Laut „Nikkei“-Magazin strebt die LDP an, dass der neue Premierminister bereits am 24. Oktober seine Antrittsrede im Parlament hält. Bereits am 26. Oktober steht ein ASEAN-Gipfel in Malaysia an. Doch die „Japan Times“ berichtete, dass die größte Oppositionspartei, die Constitutional Democratic Party of Japan (CDP), die Unterstützung der Komeito für einen gemeinsamen Kandidaten anstrebt. Der Wahlausgang bleibt also ungewiss. In anderen Bereichen hingegen herrscht mehr Klarheit.
SoftBank als Aushängeschild
Neben Finanzmarkt-Reformen profitiert die Tokioter Börse auch vom Boom rund um Künstliche Intelligenz. Hier nimmt die Beteiligungsgesellschaft Softbank (WKN: 891624 / ISIN: JP3436100006) eine Schlüsselrolle ein. Als Partner des „Stargate“-Projekts ist das Unternehmen gemeinsam mit OpenAI und Oracle an der Schaffung neuer KI-Infrastruktur beteiligt. Ende September kündigte man fünf neue Rechenzentrumsstandorte in den USA an.
Das Ziel des im Januar gestarteten Projekts ist ambitioniert: Bis Ende 2025 sollen 10 Gigawatt Rechenleistung und Investitionen von 500 Mrd. US-Dollar realisiert werden – womöglich sogar früher als geplant. Zusätzlich meldete SoftBank die Übernahme der Robotik-Sparte des Schweizer Maschinenbaukonzerns ABB für 5,4 Mrd. US-Dollar. Ziel ist es, Robotik mit KI-Superintelligenz zu kombinieren – ein zukunftsweisender Schritt.
Das marktEINBLICKE-Fazit
Japanische Aktien haben in den vergangenen Jahren deutlich an Wert gewonnen.
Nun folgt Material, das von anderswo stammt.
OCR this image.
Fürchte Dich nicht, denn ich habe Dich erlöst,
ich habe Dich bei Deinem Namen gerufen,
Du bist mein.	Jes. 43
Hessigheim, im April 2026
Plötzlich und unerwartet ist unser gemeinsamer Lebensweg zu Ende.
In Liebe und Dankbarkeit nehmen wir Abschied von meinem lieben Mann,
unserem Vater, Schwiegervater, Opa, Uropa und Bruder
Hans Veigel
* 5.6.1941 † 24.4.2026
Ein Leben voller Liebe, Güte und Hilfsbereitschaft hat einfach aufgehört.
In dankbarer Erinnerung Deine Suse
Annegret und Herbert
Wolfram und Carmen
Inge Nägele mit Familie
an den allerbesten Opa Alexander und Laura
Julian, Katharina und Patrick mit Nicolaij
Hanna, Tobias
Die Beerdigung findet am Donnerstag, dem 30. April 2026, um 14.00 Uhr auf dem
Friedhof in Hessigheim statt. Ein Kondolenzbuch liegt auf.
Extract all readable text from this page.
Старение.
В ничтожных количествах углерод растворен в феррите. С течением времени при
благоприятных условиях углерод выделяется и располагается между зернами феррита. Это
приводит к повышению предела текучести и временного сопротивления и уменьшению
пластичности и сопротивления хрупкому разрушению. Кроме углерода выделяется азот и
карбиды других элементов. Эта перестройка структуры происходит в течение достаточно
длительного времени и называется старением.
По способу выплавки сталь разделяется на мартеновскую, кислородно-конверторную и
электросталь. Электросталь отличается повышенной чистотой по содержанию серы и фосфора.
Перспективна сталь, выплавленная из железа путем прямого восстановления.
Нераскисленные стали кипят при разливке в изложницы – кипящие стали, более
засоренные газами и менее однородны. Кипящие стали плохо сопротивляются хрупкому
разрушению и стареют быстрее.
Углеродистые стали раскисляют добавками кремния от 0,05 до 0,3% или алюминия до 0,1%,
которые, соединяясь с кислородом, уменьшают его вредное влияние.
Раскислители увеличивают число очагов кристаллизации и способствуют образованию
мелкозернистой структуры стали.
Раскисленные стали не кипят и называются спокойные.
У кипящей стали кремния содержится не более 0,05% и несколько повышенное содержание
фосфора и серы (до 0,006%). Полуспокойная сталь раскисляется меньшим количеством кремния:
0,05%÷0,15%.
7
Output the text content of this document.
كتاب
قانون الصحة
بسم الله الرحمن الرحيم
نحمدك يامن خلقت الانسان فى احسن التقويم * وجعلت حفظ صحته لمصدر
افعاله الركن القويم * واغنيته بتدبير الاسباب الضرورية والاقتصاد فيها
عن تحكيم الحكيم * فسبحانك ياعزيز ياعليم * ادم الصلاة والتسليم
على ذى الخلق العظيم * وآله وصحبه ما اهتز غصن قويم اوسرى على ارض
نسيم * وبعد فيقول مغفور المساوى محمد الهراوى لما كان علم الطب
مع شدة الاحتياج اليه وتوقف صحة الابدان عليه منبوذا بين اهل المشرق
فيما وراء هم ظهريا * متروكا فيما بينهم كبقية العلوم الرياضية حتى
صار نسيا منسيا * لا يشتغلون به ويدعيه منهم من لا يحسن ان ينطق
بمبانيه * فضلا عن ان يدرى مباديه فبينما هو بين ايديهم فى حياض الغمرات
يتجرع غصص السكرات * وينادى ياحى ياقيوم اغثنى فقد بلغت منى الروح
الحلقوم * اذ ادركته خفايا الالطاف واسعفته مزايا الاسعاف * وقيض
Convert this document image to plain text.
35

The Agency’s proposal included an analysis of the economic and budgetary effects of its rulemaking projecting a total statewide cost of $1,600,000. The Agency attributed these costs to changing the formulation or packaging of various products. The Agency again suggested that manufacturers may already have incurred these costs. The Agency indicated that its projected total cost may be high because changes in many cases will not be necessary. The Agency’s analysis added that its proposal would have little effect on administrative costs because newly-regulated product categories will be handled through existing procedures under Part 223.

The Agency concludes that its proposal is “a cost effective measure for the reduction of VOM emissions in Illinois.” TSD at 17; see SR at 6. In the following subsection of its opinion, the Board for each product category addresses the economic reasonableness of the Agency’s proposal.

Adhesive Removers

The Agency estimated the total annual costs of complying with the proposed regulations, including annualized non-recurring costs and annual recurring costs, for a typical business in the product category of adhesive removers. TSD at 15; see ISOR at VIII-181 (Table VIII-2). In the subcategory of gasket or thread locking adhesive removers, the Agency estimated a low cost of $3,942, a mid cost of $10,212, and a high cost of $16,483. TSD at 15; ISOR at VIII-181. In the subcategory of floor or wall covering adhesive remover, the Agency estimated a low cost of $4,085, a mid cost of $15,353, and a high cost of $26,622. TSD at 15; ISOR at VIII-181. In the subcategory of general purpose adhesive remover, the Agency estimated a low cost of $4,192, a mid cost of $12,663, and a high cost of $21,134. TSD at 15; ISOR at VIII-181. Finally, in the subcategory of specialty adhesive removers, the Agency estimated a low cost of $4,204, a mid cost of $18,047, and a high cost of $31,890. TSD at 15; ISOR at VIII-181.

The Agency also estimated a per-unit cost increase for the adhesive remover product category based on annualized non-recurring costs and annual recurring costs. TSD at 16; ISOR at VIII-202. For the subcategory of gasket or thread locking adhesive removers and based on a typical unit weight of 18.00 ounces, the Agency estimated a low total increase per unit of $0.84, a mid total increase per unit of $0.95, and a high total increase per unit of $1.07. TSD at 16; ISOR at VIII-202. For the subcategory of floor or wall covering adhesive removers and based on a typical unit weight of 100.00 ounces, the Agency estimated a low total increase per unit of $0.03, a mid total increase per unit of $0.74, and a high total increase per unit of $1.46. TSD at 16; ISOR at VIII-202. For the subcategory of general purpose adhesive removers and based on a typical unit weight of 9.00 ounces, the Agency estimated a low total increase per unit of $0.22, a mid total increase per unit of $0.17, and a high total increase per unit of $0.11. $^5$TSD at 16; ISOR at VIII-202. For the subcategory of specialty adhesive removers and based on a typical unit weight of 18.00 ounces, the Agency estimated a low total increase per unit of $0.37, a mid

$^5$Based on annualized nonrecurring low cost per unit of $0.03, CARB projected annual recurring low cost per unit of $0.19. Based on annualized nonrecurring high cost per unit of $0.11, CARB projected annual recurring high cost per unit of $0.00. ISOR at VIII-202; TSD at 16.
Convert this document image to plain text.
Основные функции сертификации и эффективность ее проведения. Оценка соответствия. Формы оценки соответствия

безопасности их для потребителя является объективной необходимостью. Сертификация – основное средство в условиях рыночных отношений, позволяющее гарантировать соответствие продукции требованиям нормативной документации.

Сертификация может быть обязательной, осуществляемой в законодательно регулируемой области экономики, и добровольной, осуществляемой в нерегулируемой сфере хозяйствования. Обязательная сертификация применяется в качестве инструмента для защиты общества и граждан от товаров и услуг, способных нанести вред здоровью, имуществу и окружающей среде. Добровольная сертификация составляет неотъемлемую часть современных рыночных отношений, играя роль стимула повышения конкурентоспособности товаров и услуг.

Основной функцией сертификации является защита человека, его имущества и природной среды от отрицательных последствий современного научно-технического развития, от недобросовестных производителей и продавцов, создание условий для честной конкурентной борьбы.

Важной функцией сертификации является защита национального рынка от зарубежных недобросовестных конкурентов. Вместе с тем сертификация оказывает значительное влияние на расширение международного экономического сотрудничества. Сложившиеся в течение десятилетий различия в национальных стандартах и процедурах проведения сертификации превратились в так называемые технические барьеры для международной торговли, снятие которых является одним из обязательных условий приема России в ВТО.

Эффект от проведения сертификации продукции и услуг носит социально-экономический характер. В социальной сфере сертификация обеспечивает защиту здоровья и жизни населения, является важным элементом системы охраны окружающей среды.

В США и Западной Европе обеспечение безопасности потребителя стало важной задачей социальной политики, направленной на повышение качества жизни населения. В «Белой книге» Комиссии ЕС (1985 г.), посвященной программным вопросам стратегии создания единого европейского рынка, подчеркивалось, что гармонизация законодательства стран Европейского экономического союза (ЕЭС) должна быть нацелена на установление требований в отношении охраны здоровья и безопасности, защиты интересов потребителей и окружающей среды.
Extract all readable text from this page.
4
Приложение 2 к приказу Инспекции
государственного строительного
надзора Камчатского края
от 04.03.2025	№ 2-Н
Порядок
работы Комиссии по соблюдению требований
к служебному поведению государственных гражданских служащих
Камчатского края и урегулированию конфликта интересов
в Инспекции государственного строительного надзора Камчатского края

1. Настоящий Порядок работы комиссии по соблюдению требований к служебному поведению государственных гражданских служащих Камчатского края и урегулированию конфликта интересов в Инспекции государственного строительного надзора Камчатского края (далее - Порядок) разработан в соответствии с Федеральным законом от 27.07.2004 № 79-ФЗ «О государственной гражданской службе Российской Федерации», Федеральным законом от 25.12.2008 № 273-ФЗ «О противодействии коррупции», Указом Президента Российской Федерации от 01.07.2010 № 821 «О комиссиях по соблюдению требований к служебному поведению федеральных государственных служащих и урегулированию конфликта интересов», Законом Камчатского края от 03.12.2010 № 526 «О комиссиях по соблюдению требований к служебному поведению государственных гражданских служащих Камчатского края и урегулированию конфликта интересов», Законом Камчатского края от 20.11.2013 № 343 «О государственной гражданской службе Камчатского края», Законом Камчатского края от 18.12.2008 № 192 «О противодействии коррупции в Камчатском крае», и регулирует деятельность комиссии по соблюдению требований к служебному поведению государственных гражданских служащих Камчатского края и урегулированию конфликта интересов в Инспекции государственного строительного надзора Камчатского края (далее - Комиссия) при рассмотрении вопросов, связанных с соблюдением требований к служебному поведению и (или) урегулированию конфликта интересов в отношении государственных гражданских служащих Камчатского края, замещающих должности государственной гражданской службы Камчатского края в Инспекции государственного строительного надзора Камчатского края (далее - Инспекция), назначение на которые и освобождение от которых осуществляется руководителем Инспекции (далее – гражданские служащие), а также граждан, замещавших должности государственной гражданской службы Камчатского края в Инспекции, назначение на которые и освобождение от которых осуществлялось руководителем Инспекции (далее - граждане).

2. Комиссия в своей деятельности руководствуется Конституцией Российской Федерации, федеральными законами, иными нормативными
Warren Buffett denkt dennoch nicht ans Verkaufen – im Gegenteil: Er baut seine Positionen weiter aus. Die Reformen an der Tokioter Börse sowie der wachsende Einfluss langfristig orientierter Investoren wie Buffett scheinen das Verhalten der Managementteams positiv beeinflusst zu haben. Unternehmen wie SoftBank tragen mit Wachstumsstorys rund um KI zur neuen Euphorie bei.
Dazu kommen mögliche wirtschaftsfreundliche Impulse aus der Politik – allen voran durch eine potenzielle Premierministerin Takaichi. All das spricht dafür, dass der japanische Aktienmarkt für Anleger weiterhin spannend bleibt.